Temps de lecture: 4 minutes

Elles sont chiantes, ces abeilles. Chiantes, et surtout frileuses. Sous prétexte d’un printemps frisquet, elles ont préféré rester au chaud dans leurs alvéoles et, par leur faute, la récolte de pommes s’annonce plutôt maigre cet automne en pays d’Auge. Car, n’en déplaise à Christine Boutin, le pommier a besoin, pour produire de magnifiques rejetons, d’un petit coup de PMA (le vent et, surtout, les insectes pollinisant ses fleurs) et d’une bonne partouze dans le verger (une trentaine de variétés d’arbres assurant le métissage nécessaire à une belle complexité –et une récolte constante).

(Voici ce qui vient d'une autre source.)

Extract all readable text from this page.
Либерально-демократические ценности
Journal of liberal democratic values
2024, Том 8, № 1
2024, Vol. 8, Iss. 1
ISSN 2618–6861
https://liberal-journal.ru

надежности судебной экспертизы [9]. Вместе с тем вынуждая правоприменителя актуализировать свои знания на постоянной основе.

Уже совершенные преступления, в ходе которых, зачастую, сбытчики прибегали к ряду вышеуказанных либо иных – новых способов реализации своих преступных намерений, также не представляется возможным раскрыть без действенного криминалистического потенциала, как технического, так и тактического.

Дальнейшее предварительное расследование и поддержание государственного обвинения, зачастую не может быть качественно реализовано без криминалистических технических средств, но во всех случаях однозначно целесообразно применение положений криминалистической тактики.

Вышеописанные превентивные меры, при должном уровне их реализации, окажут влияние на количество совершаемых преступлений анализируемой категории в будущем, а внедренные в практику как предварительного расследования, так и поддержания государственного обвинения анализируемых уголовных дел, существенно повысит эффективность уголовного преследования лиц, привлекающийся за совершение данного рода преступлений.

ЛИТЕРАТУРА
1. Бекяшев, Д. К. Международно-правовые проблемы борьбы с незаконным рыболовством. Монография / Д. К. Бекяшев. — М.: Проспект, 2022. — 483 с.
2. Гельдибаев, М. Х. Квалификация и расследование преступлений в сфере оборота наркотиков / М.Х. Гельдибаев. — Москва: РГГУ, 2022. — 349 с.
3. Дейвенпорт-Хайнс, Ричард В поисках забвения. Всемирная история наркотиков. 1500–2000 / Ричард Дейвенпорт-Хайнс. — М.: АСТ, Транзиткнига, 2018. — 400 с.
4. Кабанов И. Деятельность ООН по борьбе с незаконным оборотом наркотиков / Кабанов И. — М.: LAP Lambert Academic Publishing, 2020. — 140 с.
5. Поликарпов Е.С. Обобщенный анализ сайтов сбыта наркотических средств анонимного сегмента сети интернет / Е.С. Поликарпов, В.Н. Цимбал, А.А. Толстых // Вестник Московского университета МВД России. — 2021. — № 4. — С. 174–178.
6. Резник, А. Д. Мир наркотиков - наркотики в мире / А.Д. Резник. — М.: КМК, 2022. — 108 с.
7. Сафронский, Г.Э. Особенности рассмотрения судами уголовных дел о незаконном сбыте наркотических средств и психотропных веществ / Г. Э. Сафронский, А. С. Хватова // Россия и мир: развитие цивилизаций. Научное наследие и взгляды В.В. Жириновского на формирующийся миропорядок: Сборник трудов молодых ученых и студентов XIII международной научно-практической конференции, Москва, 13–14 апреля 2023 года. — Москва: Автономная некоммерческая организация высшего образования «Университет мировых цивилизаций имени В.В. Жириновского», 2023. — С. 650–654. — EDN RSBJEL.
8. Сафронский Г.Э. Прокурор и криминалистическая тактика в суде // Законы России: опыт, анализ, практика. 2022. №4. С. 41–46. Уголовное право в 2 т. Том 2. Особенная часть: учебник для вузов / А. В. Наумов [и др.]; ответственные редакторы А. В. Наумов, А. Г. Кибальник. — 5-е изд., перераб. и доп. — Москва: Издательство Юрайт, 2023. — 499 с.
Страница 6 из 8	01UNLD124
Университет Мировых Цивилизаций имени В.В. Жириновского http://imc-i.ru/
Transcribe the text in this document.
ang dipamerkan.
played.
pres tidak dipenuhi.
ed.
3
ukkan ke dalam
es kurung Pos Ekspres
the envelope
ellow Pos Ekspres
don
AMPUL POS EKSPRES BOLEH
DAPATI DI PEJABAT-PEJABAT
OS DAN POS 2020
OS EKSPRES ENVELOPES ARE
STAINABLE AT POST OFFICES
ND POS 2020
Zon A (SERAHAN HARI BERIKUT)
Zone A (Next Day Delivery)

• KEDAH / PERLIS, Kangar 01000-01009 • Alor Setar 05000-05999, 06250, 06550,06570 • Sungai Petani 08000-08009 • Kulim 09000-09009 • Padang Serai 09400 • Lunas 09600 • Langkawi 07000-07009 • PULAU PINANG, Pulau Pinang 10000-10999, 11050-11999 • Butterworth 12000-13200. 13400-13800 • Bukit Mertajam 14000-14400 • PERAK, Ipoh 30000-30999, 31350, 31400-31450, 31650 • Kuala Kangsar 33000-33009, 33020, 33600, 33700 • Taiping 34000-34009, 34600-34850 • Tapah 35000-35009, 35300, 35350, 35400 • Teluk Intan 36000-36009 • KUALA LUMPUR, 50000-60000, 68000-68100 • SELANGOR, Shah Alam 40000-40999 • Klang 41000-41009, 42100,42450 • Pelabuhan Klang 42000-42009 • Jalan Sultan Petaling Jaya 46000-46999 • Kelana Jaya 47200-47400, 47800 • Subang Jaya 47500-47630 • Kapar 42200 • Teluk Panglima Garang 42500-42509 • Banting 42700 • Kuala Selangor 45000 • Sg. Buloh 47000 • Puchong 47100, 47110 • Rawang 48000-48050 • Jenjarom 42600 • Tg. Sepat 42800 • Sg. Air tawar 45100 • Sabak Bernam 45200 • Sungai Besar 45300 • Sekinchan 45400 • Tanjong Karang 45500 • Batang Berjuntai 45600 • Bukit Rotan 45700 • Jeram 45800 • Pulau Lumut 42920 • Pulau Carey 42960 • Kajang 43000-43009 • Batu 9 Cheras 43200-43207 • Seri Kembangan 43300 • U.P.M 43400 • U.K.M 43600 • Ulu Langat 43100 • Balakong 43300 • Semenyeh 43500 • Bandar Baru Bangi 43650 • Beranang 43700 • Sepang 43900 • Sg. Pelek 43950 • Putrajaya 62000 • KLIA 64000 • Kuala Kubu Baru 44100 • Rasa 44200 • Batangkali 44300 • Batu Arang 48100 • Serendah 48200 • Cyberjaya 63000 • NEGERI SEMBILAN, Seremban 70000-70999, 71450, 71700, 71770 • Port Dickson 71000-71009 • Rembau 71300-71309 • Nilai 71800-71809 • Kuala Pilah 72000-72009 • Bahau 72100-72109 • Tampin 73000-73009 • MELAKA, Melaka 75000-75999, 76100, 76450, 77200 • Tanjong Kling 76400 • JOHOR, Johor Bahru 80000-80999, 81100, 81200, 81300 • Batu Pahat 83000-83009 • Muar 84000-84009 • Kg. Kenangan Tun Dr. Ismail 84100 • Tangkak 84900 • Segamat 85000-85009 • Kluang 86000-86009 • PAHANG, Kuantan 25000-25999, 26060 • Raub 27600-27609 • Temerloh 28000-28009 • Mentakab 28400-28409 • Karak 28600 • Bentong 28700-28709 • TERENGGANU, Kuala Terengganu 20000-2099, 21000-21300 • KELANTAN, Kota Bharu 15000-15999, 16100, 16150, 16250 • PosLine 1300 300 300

Alors, en inspectant ses arpents de bocage plantés d’arbre fruitiers, entre Honfleur et Pont-L’Evêque, Guillaume Drouin se répète qu’il faudrait voir à installer des ruches sous les pommiers, histoire d’inciter les reines fainéantes et leurs cours de butineuses à s’agiter les mandibules.

Les 20 hectares de vergers entourant la ferme de Coudray-Rabut, de belles bâtisses XVIIe serties de colombages, sises à un crachat de pépin de Pont-L’Evêque, forment l’écrin de la micro-distillerie Drouin, une maison familiale qui, depuis trois générations, fabrique calvados, pommeau, cidre et poiré avec talent et savoir-faire. Au point que l’an dernier, l’International Wine and Spirit Competition (IWSC) lui a décerné le trophée de meilleur producteur de spiritueux européen.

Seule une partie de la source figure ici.